Mr. Li's mumbling in the workshop
The factory has been very lively recently. After receiving the last batch of visiting customers, I squatted at the door of the workshop and sipped strong tea, and my mind was still full of those shining coffee packaging machines. If you ask me, our business is like making coffee-outsiders see black beans in and fragrant powder out, and the doorway of controlling the temperature inside really needs to be seen with your own eyes to understand.
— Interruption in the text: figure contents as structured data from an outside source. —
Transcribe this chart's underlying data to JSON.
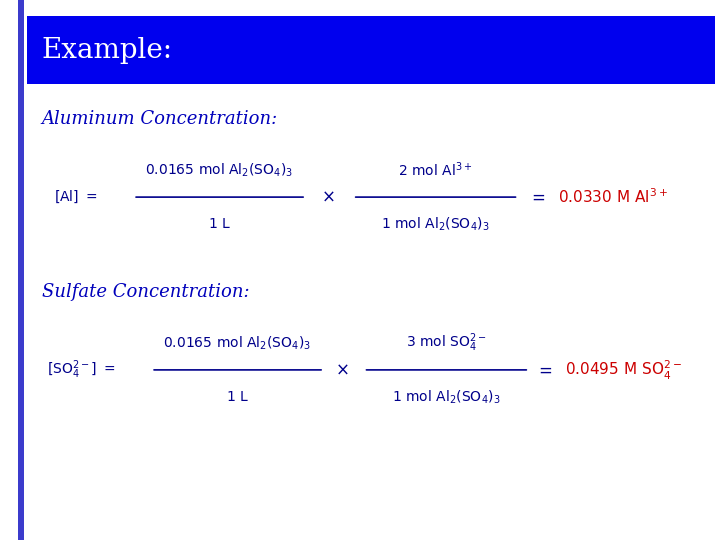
{
  "title": "Example:",
  "title_bg_color": "#0000EE",
  "title_text_color": "#FFFFFF",
  "bg_color": "#FFFFFF",
  "left_bar_color": "#3b3bcc",
  "heading1": "Aluminum Concentration:",
  "heading2": "Sulfate Concentration:",
  "heading_color": "#0000BB",
  "result_color": "#CC0000",
  "formula_color": "#00008B",
  "font_size_title": 20,
  "font_size_heading": 13,
  "font_size_formula": 10,
  "font_size_result": 11
}
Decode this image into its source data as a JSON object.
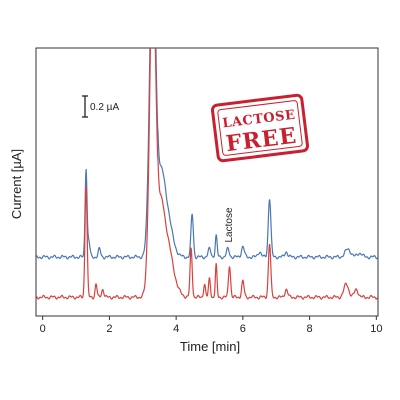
{
  "chart_data": {
    "type": "line",
    "xlabel": "Time [min]",
    "ylabel": "Current [µA]",
    "x_ticks": [
      0,
      2,
      4,
      6,
      8,
      10
    ],
    "xlim": [
      -0.2,
      10.05
    ],
    "ylim": [
      0,
      1
    ],
    "scale_bar": {
      "label": "0.2 µA",
      "size": 0.2
    },
    "annotation": {
      "text": "Lactose",
      "x": 5.6
    },
    "stamp": {
      "line1": "LACTOSE",
      "line2": "FREE",
      "color": "#c8202f"
    },
    "series": [
      {
        "color": "#4a77b5",
        "baseline": 0.22,
        "peaks": [
          [
            1.3,
            0.33,
            0.04
          ],
          [
            1.38,
            0.06,
            0.05
          ],
          [
            1.7,
            0.03,
            0.05
          ],
          [
            3.3,
            1.2,
            0.13
          ],
          [
            3.55,
            0.12,
            0.12
          ],
          [
            3.65,
            0.22,
            0.25
          ],
          [
            4.48,
            0.16,
            0.05
          ],
          [
            5.0,
            0.03,
            0.06
          ],
          [
            5.2,
            0.08,
            0.04
          ],
          [
            5.55,
            0.03,
            0.06
          ],
          [
            6.0,
            0.04,
            0.06
          ],
          [
            6.5,
            0.02,
            0.07
          ],
          [
            6.8,
            0.22,
            0.055
          ],
          [
            7.3,
            0.02,
            0.06
          ],
          [
            9.15,
            0.03,
            0.12
          ],
          [
            9.5,
            0.015,
            0.1
          ]
        ]
      },
      {
        "color": "#d8413c",
        "baseline": 0.07,
        "peaks": [
          [
            1.3,
            0.42,
            0.045
          ],
          [
            1.6,
            0.05,
            0.04
          ],
          [
            1.8,
            0.03,
            0.05
          ],
          [
            3.3,
            1.2,
            0.13
          ],
          [
            3.55,
            0.12,
            0.12
          ],
          [
            3.65,
            0.25,
            0.3
          ],
          [
            4.45,
            0.18,
            0.045
          ],
          [
            4.85,
            0.05,
            0.04
          ],
          [
            5.0,
            0.07,
            0.04
          ],
          [
            5.2,
            0.12,
            0.035
          ],
          [
            5.6,
            0.12,
            0.045
          ],
          [
            6.0,
            0.06,
            0.05
          ],
          [
            6.8,
            0.2,
            0.05
          ],
          [
            7.3,
            0.03,
            0.06
          ],
          [
            9.1,
            0.05,
            0.1
          ],
          [
            9.4,
            0.03,
            0.08
          ]
        ]
      }
    ]
  }
}
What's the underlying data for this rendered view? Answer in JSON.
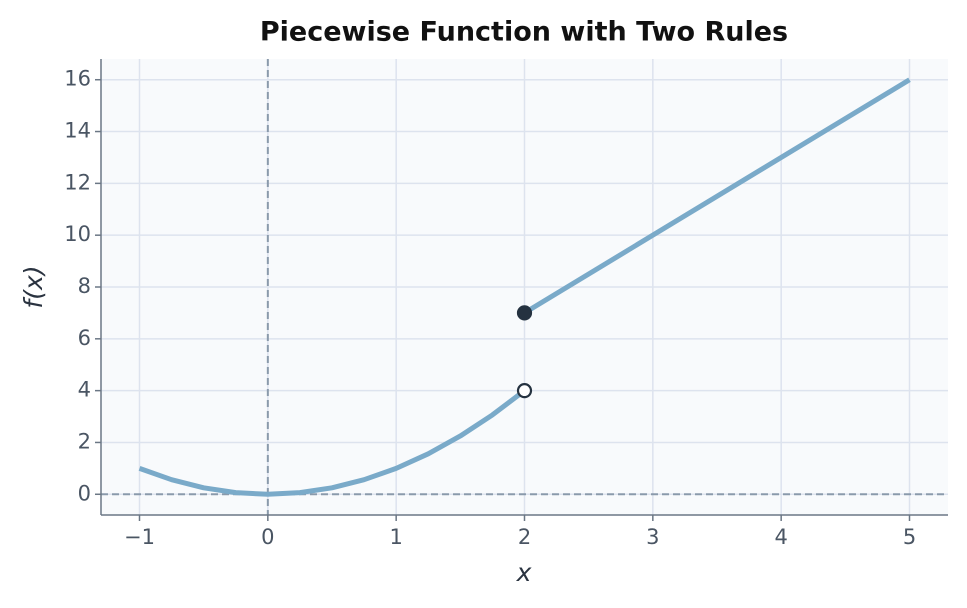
{
  "chart_data": {
    "type": "line",
    "title": "Piecewise Function with Two Rules",
    "x_label": "x",
    "y_label": "f(x)",
    "xlim": [
      -1.3,
      5.3
    ],
    "ylim": [
      -0.8,
      16.8
    ],
    "xticks": [
      {
        "value": -1,
        "label": "−1"
      },
      0,
      1,
      2,
      3,
      4,
      5
    ],
    "yticks": [
      0,
      2,
      4,
      6,
      8,
      10,
      12,
      14,
      16
    ],
    "grid": true,
    "hlines": [
      0
    ],
    "vlines": [
      0
    ],
    "series": [
      {
        "color": "#7aaac9",
        "x": [
          -1,
          -0.75,
          -0.5,
          -0.25,
          0,
          0.25,
          0.5,
          0.75,
          1,
          1.25,
          1.5,
          1.75,
          2
        ],
        "values": [
          1,
          0.5625,
          0.25,
          0.0625,
          0,
          0.0625,
          0.25,
          0.5625,
          1,
          1.5625,
          2.25,
          3.0625,
          4
        ]
      },
      {
        "color": "#7aaac9",
        "x": [
          2,
          5
        ],
        "values": [
          7,
          16
        ]
      }
    ],
    "points": [
      {
        "x": 2,
        "y": 7,
        "filled": true,
        "color": "#253240"
      },
      {
        "x": 2,
        "y": 4,
        "filled": false,
        "color": "#253240"
      }
    ]
  }
}
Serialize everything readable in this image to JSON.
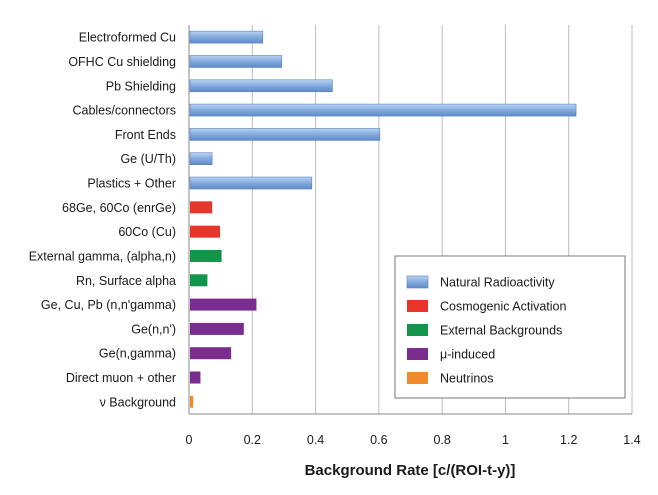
{
  "chart_data": {
    "type": "bar",
    "orientation": "horizontal",
    "title": "",
    "xlabel": "Background Rate [c/(ROI-t-y)]",
    "ylabel": "",
    "xlim": [
      0,
      1.4
    ],
    "xticks": [
      0,
      0.2,
      0.4,
      0.6,
      0.8,
      1,
      1.2,
      1.4
    ],
    "xtick_labels": [
      "0",
      "0.2",
      "0.4",
      "0.6",
      "0.8",
      "1",
      "1.2",
      "1.4"
    ],
    "grid": "vertical",
    "legend_position": "bottom-right",
    "categories": [
      "Electroformed Cu",
      "OFHC Cu shielding",
      "Pb Shielding",
      "Cables/connectors",
      "Front Ends",
      "Ge (U/Th)",
      "Plastics + Other",
      "68Ge, 60Co (enrGe)",
      "60Co (Cu)",
      "External gamma, (alpha,n)",
      "Rn, Surface alpha",
      "Ge, Cu, Pb (n,n'gamma)",
      "Ge(n,n')",
      "Ge(n,gamma)",
      "Direct muon + other",
      "ν  Background"
    ],
    "values": [
      0.23,
      0.29,
      0.45,
      1.22,
      0.6,
      0.07,
      0.385,
      0.07,
      0.095,
      0.1,
      0.055,
      0.21,
      0.17,
      0.13,
      0.033,
      0.01
    ],
    "groups": [
      0,
      0,
      0,
      0,
      0,
      0,
      0,
      1,
      1,
      2,
      2,
      3,
      3,
      3,
      3,
      4
    ],
    "series": [
      {
        "name": "Natural Radioactivity",
        "color": "#7fa6dc"
      },
      {
        "name": "Cosmogenic Activation",
        "color": "#e8352c"
      },
      {
        "name": "External Backgrounds",
        "color": "#12944a"
      },
      {
        "name": "μ-induced",
        "color": "#7a2d8e"
      },
      {
        "name": "Neutrinos",
        "color": "#f08a2c"
      }
    ]
  }
}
Last month's open day really opened everyone's eyes. More than 20 coffee brands and distributors crowded in front of the assembly line, holding up their phones to take pictures of our vertical coffee packaging machine being assembled. Engineer Wang joked while tightening the screws: "This machine is not filled with parts, but with customized solutions for the coffee industry that our masters have accumulated for ten years!" The customers laughed - who would have thought that the equipment in front of them that can accurately package coffee powder was just a sketch drawn by a Brazilian farm owner at an exhibition three years ago?
Equipment that comes from the aroma of roasted beans
When taking customers through the material area, there are always people with sharp noses who can smell it: "This smell... medium-roasted Colombian beans?" Hey, they know the goods! We don't need to simulate powder when debugging the coffee packaging machine, we can directly grind real beans. Last year, we customized a nitrogen-filled packaging machine for a farm in Yunnan. It was because we found during testing that ordinary equipment would crush the silver skin of lightly roasted beans that we redesigned the flexible pressure system. Now the drip coffee packaged by that machine can keep its aroma for three more months on the shelf.
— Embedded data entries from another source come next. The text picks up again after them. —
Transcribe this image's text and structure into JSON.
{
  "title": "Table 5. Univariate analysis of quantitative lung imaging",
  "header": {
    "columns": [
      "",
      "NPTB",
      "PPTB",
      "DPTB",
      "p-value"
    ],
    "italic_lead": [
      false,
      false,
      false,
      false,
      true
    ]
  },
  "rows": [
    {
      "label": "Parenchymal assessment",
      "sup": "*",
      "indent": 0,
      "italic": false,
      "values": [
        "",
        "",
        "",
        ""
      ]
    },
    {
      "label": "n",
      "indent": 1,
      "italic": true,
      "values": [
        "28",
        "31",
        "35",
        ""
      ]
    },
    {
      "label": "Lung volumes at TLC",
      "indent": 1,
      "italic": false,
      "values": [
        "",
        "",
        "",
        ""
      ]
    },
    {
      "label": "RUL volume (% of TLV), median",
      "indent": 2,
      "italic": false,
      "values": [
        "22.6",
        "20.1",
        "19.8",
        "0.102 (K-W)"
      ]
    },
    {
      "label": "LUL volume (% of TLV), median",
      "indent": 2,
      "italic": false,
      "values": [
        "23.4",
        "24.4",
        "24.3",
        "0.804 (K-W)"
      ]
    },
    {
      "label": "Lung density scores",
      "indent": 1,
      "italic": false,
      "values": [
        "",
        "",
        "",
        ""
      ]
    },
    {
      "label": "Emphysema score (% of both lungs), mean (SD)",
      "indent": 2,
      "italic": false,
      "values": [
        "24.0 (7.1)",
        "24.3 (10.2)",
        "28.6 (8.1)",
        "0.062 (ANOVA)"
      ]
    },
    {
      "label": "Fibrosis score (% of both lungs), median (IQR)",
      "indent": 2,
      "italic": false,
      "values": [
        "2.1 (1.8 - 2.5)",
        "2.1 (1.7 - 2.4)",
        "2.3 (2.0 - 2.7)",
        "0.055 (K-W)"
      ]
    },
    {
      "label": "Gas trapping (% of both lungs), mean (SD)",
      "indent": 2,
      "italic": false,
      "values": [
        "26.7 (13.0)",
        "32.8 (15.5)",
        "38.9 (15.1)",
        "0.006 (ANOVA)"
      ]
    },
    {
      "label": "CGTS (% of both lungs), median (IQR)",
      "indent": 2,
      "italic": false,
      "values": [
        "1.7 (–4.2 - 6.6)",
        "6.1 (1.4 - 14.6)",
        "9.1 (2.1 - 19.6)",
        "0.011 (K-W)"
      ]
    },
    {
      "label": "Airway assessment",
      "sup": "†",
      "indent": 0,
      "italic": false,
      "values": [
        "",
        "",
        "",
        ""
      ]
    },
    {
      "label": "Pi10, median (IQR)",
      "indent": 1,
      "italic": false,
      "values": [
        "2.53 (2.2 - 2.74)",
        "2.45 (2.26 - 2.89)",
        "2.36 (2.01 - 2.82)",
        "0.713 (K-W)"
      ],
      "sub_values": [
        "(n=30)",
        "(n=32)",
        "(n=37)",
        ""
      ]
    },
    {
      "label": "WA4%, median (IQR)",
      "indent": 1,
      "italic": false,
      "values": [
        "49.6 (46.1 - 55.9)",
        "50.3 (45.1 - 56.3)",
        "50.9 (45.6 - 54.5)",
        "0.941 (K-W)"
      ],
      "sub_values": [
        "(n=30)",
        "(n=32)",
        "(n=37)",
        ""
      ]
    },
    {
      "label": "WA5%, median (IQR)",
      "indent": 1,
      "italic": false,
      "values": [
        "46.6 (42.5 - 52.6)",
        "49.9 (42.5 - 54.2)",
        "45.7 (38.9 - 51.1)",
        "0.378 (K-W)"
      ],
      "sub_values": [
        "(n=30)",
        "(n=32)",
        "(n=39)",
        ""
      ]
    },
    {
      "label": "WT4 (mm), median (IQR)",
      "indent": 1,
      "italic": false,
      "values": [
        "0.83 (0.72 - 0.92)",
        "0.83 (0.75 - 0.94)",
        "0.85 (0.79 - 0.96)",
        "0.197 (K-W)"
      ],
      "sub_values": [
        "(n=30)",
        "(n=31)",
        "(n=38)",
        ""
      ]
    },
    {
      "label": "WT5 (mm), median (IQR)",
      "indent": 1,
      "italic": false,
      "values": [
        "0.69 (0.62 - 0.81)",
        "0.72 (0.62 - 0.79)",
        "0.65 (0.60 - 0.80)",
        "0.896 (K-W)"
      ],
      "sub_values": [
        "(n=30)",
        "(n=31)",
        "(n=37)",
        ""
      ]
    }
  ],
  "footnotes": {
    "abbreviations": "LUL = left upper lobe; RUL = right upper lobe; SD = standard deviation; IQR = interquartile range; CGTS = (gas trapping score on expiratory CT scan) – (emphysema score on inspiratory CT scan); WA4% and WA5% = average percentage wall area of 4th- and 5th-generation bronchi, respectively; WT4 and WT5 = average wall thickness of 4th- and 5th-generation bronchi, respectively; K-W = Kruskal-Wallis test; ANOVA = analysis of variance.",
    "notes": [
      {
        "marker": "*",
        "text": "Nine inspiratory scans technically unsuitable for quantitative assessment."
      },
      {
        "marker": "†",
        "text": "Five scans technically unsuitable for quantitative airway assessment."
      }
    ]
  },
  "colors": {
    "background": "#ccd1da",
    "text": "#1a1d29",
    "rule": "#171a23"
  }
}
Walking to the middle of the smart packaging workshop, the new interns were demonstrating the "extreme challenge" of coffee bean packaging equipment to customers. Pour the coffee powder mixed with crushed beans into the hopper, and watch the weighing module automatically screen out impurities, and the accuracy did not drop by half a percentage point. Mr. Lin from Shanghai stared at the display screen and smacked his lips: "If my imported equipment had this ability, I would not have been complained about because of the mixing of crushed beans on Double Eleven last year."
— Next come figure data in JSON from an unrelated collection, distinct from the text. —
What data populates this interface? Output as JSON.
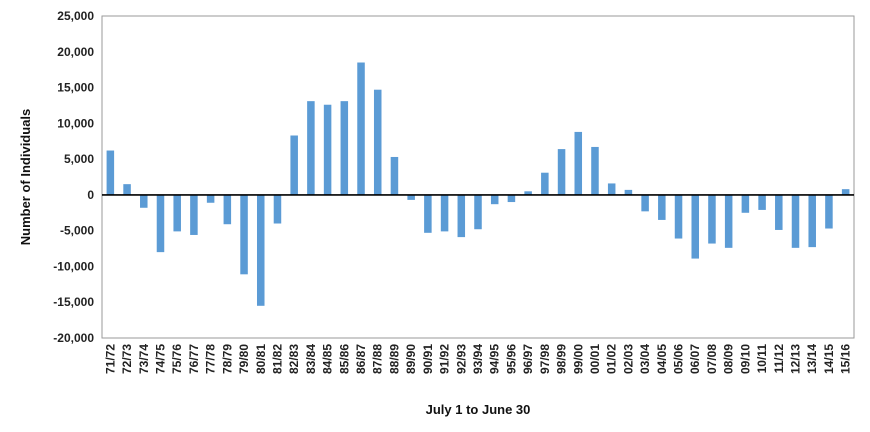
{
  "chart_data": {
    "type": "bar",
    "title": "",
    "xlabel": "July 1 to June 30",
    "ylabel": "Number of Individuals",
    "ylim": [
      -20000,
      25000
    ],
    "yticks": [
      25000,
      20000,
      15000,
      10000,
      5000,
      0,
      -5000,
      -10000,
      -15000,
      -20000
    ],
    "ytick_labels": [
      "25,000",
      "20,000",
      "15,000",
      "10,000",
      "5,000",
      "0",
      "-5,000",
      "-10,000",
      "-15,000",
      "-20,000"
    ],
    "grid": false,
    "bar_color": "#5b9bd5",
    "categories": [
      "71/72",
      "72/73",
      "73/74",
      "74/75",
      "75/76",
      "76/77",
      "77/78",
      "78/79",
      "79/80",
      "80/81",
      "81/82",
      "82/83",
      "83/84",
      "84/85",
      "85/86",
      "86/87",
      "87/88",
      "88/89",
      "89/90",
      "90/91",
      "91/92",
      "92/93",
      "93/94",
      "94/95",
      "95/96",
      "96/97",
      "97/98",
      "98/99",
      "99/00",
      "00/01",
      "01/02",
      "02/03",
      "03/04",
      "04/05",
      "05/06",
      "06/07",
      "07/08",
      "08/09",
      "09/10",
      "10/11",
      "11/12",
      "12/13",
      "13/14",
      "14/15",
      "15/16"
    ],
    "values": [
      6200,
      1500,
      -1800,
      -8000,
      -5100,
      -5600,
      -1100,
      -4100,
      -11100,
      -15500,
      -4000,
      8300,
      13100,
      12600,
      13100,
      18500,
      14700,
      5300,
      -700,
      -5300,
      -5100,
      -5900,
      -4800,
      -1300,
      -1000,
      500,
      3100,
      6400,
      8800,
      6700,
      1600,
      700,
      -2300,
      -3500,
      -6100,
      -8900,
      -6800,
      -7400,
      -2500,
      -2100,
      -4900,
      -7400,
      -7300,
      -4700,
      800
    ]
  }
}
The seriousness hidden in the screw seams
Don't think that our workshop is noisy all day long. When it comes to the quality inspection of packaging equipment, even the breathing sound can be heard. On the open day, it happened to be a random inspection. Xiao Liu from the quality inspection team held an endoscope and shone it into the gap of the sealing strip of the coffee packaging machine. He looked like a dentist checking tooth decay. Someone in the customer group whispered: "Do you have to be so picky?" Master Zhang, who was rehired by us after retirement, heard it and took apart a repaired machine on the spot: "See this circle of water stains? It's just that the seal is 0.1 mm off, and the coffee powder will clump in three months!"
This picky attitude actually won us a big order. The customer from Zhejiang was just stopping by to take a look, but he stayed in the aging test area for two hours. Seeing that the coffee packaging machine was still packing more than 300 bags without any error, he decided on the spot to hand over their new cold brew coffee liquid production line to us - it is said that they were impressed by our hard-working spirit of adjusting even the direction of the packaging machine's heat dissipation outlet to the characteristics of coffee.
The smell of fireworks in the coffee aroma
The most lively area on the open day was the machine test experience area. Customers rushed to stuff their own beans into the coffee packaging machine, Ethiopian sun-dried beans, Indonesian cat feces beans, Yunnan Pu'er beans... The packaged sample bags piled up into a small mountain in the lounge. Xiao Zhao, a post-90s maker from Guangzhou, jumped up and down holding the hanging ear bag packed by his machine: "This heat seal is smoother than the ones I touched at the exhibition!"
It rained heavily just before the end of get off work, and seven or eight customers stayed in the workshop and refused to leave, asking questions around the coffee packaging machine that was undergoing moisture-proof testing. I simply moved the coffee roaster to grind a batch of beans. The aroma of coffee mixed with the smell of engine oil in the workshop, brewing a special kind of fireworks. Sister Li from Beijing held a coffee cup and sighed: "I always thought that the packaging machine was a metal box, but today I finally understand - this is clearly a house built for each coffee bean!"
Watching the taillights of the last batch of customers disappear in the rain, I was so happy to flip through the message book of the day. Some drew pictures of coffee cups, some left contact information, and one Taiwanese customer wrote in traditional Chinese characters: "It turns out that a good coffee packaging machine can breathe." If you ask me, I'll have to put up a sign at the door of the workshop on the next open day: Be careful not to fall in love with these iron guys - after all, the sunshine and rain from more than 30 coffee producing regions flow through their bodies!